Tools for remote teams

We use a lot of tools to keep our remote team on the same page. Here are ones we currently use and love.

  • Justworks — Payroll, benefits and other HR tools. Amazing for remote teams. Can’t recommend them enough.
  • Slack — The de facto tool for so many teams these days. It is in fact all it’s cracked up to be.
  • Asana — For product management. You can comment on just about ever single thing in Asana, making it great for asynchronous communication around projects and the product your building.
  • Dropbox: Notes — Formerly known as “Hackpad”, we use Notes for all document collaboration from ops playbooks to project briefs to blogging to company handbook content.
  • — Amazing video conferencing. Google Hangouts quite literally never worked for us.
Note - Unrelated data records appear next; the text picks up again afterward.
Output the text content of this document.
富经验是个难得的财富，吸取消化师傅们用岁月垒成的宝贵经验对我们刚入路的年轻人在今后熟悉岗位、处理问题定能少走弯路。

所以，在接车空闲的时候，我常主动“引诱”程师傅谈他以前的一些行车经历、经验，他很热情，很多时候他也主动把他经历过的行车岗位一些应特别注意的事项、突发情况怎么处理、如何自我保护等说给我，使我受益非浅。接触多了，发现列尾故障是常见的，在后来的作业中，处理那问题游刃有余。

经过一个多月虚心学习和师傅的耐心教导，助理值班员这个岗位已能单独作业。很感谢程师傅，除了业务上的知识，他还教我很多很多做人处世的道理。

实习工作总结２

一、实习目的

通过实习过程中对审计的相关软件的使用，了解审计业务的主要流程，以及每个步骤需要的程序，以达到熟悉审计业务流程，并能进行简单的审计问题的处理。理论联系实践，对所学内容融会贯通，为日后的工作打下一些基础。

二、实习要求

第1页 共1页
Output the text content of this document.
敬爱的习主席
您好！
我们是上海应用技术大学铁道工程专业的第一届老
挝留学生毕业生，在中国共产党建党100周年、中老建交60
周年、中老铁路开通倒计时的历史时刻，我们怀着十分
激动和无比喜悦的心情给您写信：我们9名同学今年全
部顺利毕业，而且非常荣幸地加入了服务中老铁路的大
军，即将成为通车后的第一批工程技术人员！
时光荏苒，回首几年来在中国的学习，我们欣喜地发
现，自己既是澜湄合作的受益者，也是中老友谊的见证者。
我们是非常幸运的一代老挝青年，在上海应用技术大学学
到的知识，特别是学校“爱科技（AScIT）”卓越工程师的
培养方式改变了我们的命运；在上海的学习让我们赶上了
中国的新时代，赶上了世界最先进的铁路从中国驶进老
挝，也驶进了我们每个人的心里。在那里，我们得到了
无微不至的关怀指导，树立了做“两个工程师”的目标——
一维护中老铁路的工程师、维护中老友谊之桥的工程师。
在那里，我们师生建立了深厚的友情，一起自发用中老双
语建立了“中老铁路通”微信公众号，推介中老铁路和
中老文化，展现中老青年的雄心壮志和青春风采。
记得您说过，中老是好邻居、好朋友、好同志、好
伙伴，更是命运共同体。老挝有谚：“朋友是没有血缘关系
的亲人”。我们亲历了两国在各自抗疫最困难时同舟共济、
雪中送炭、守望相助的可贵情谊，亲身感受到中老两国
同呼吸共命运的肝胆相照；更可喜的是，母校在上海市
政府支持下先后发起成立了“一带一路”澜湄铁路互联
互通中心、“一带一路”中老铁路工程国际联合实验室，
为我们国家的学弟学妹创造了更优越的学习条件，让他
We couldn’t have a call without technical problems. We found and never looked back.
  • 15Five — Weekly team feedback. We use these to augment 1-on-1’s.
  • Abacus — Expense reimbursement.

Josh Pigford

Josh is most famous as the founder of Baremetrics. However, long before Baremetrics and until today, Josh has been a maker, builder, and entrepreneur. His career set off in 2003 building a pair of link directories, ReallyDumbStuff and ReallyFunArcade. Before he sold those for profits, he had already started his next set of projects. As a design major, he began consulting on web design projects. That company eventually morphed into Sabotage Media, which has been the shell company for many of his projects since. Some of his biggest projects before Baremetrics were TrackThePack, Deck Foundry, PopSurvey, and Temper. The pain points he experienced as PopSurvey and Temper took off were the reason he created Baremetrics. Currently, he's dedicated to Maybe, the OS for your personal finances.